El Plan Maestro: Resistencia por la Cortesía
La estrategia, liderada por un equipo de expertos en etiqueta cortesana y términos burocráticos vacíos, se ejecutará en tres fases simultáneas. En la primera fase, denominada “El Muro de las Palabras Largas”, cualquier mención a aranceles o retagliaturas por parte del mandatario estadounidense será recibida con una frase pre-ensayada que dure exactamente 157 segundos y termine en un punto suspensivo elevado.
La premisa es sencilla: si el mensaje de Trump dura menos de tres minutos, es humor; si dura más de cinco, es poesía; pero si no contiene la palabra “sinergia” ni “transversalidad”, debe ser ignorado por ley orgánica. Para asegurar que este plan funcione, los diplomáticos españoles habrán pasado meses en un retiro espiritual donde solo se les permitió hablar usando el léxico del Tribunal Supremo durante sesiones de yoga nocturnas.
Datos Absurdos sobre la Preparación Española
Para dar sustento a esta maniobra de defensa pasivo-agresiva, el Ministerio de Asuntos Exteriores ha publicado una serie de “datos oficiales” (reales en su absoluta falta de sentido) que demuestran nuestra fiabilidad:
- Capacidad de Sigilo: El 94% de los embajadores españoles han sido entrenados para volverse invisibles cuando un diplomático estadounidense intenta darles una palmadita en la espalda “amistosa”.
- Reserva Lingüística: Se ha creado un diccionario de 15,000 términos técnicos que significan exactamente lo mismo pero son tan aburridos que provocan un sueño letárgico inmediato en cualquier interlocutor agresivo.

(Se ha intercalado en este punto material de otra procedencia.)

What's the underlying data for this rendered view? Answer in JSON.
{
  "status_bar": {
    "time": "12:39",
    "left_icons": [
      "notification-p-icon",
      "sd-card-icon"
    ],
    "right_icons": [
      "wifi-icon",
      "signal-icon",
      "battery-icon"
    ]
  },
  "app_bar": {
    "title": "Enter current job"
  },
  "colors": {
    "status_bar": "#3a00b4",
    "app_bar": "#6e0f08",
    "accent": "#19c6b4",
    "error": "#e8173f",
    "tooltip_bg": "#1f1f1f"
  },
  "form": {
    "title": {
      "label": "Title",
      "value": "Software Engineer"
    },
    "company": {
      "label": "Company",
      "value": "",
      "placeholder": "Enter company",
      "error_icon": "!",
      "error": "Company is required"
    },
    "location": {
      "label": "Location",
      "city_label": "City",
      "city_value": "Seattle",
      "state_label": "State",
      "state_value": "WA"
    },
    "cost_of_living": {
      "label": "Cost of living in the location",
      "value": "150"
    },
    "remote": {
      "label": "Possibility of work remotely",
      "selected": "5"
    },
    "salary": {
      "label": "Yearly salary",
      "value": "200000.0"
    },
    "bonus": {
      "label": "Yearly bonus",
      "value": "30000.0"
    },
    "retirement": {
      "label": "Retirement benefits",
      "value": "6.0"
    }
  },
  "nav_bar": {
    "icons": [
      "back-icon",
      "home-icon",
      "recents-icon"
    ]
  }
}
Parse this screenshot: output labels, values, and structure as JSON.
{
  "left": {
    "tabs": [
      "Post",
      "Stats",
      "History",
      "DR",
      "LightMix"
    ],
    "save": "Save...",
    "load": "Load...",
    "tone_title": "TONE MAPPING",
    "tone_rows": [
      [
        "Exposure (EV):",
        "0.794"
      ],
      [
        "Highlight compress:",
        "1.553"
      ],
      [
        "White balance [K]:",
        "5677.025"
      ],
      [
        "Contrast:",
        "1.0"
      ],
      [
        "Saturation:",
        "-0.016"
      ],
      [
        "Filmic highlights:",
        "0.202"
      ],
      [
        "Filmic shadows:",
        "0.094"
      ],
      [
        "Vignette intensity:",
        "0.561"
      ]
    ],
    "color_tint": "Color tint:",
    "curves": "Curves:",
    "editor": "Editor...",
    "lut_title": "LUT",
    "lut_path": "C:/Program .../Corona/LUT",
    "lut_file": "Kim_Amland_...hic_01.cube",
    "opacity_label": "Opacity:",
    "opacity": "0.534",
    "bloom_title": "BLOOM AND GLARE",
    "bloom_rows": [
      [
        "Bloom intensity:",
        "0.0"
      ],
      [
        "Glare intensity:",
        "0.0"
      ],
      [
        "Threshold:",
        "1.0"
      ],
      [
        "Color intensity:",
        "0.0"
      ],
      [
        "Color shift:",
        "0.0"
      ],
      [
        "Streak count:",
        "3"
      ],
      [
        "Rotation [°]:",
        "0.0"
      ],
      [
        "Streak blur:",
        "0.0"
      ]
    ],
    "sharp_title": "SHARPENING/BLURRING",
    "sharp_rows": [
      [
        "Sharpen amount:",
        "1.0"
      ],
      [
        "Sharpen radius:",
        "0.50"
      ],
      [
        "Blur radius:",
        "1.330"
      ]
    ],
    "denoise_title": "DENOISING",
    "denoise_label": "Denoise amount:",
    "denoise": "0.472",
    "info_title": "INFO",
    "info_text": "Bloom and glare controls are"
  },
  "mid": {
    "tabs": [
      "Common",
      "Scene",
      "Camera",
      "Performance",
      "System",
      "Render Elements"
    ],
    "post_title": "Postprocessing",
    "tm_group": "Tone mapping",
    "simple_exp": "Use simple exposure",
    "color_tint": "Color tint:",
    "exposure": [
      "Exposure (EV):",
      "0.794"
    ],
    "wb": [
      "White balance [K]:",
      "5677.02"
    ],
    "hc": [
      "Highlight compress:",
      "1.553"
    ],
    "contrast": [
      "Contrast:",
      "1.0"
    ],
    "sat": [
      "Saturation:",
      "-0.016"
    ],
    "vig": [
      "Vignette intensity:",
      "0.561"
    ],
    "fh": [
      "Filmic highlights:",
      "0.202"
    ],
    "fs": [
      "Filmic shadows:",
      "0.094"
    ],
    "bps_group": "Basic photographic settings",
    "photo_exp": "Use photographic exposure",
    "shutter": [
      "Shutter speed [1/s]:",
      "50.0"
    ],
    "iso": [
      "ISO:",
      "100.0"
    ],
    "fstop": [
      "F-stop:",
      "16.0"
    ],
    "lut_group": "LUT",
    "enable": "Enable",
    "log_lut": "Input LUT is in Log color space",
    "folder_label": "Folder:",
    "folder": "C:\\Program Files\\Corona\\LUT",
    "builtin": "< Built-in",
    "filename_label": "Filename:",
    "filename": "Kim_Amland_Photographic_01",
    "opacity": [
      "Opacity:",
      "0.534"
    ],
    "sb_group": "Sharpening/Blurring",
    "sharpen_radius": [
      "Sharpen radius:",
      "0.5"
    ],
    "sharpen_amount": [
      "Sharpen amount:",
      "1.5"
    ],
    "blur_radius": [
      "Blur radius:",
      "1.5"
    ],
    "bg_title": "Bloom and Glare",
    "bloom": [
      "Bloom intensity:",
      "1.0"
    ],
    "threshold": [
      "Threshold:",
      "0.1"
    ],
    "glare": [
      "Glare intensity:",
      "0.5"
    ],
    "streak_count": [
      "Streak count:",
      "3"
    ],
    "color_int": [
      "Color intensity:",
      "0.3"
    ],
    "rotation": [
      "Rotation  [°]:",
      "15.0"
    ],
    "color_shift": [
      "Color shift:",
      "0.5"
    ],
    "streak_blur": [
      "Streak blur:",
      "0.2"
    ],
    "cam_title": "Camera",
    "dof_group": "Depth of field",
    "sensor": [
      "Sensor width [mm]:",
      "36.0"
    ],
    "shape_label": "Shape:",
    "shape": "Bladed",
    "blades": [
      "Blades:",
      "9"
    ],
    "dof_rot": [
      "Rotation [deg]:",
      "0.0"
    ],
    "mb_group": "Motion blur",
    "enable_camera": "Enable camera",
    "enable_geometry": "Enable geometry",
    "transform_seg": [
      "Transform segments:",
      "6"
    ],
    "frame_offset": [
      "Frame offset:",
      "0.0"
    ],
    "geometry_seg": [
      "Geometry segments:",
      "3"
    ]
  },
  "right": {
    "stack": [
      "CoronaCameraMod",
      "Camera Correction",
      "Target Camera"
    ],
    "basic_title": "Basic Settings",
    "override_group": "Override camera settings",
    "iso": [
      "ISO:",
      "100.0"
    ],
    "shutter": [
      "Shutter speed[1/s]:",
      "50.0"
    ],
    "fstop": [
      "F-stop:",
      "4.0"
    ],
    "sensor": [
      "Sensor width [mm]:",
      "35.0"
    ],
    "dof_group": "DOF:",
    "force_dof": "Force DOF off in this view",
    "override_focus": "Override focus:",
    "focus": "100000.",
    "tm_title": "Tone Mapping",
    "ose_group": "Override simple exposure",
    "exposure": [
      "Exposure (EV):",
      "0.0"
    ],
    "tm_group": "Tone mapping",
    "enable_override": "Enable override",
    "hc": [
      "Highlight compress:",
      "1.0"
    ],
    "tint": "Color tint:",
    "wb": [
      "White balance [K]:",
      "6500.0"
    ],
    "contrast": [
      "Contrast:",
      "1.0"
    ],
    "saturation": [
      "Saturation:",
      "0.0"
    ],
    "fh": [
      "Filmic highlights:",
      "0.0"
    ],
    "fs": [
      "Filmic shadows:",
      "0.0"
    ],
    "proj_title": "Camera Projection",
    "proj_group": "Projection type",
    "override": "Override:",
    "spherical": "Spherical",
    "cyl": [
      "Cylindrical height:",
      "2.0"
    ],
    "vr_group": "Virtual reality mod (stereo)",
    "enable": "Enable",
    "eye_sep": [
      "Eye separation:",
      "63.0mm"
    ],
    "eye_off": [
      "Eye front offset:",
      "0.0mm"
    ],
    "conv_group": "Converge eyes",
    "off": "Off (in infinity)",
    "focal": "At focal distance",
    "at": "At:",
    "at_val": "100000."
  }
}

- Eficiencia Logística: España enviará a la cumbre tres camiones cargados exclusivamente con té Earl Grey y galletas de avellana, bajo la sospecha de que el azúcar es la única defensa real ante los ataques verbales de alto voltaje.
- Resistencia Física: Los asistentes españoles han sido sometidos a pruebas de resistencia donde deben escuchar el discurso de “Make Spain Great Again” (versión parodia) durante 72 horas seguidas sin bostezar, bajo pena de ser exiliados a una oficina en las Islas Canarias para archivar facturas de suministros de papelería.
El Impacto Global: Una Nueva Era de la Diplomacia del Te Quiero
La comunidad internacional ya está reaccionando. Francia ha expresado su admiración por este nivel de “resistencia estética”, mientras que otros países están considerando si deberían simplemente enviar un GIF de una paloma blanca como respuesta fija a cualquier contenido generado por el equipo de comunicaciones de Trump.
Sin embargo, lo más importante es el orgullo nacional. España no solo va a “aprender” de las amenazas; va a dar una clase magistral sobre cómo ignorar algo con tanta elegancia que la otra persona termine sintiéndose confundida y preguntándose si realmente dijo algo o si simplemente tuvo un pequeño lapsus en su realidad alterna. Como dice el nuevo lema oficial del Ministerio: “Si nos gritan, les sonreímos con tanta intensidad que los deslumbraremos hasta que olviden por qué estaban enfadados”.
En conclusión, mientras otros se preparan con presupuestos militares y planes de defensa aérea, España apuesta por la defensa más poderosa de todas: el arte del “está bien, ya veremos”, acompañado de un café muy caliente y una sonrisa levemente asimétrica que transmite tanto determinación como absoluta falta de interés en el asunto.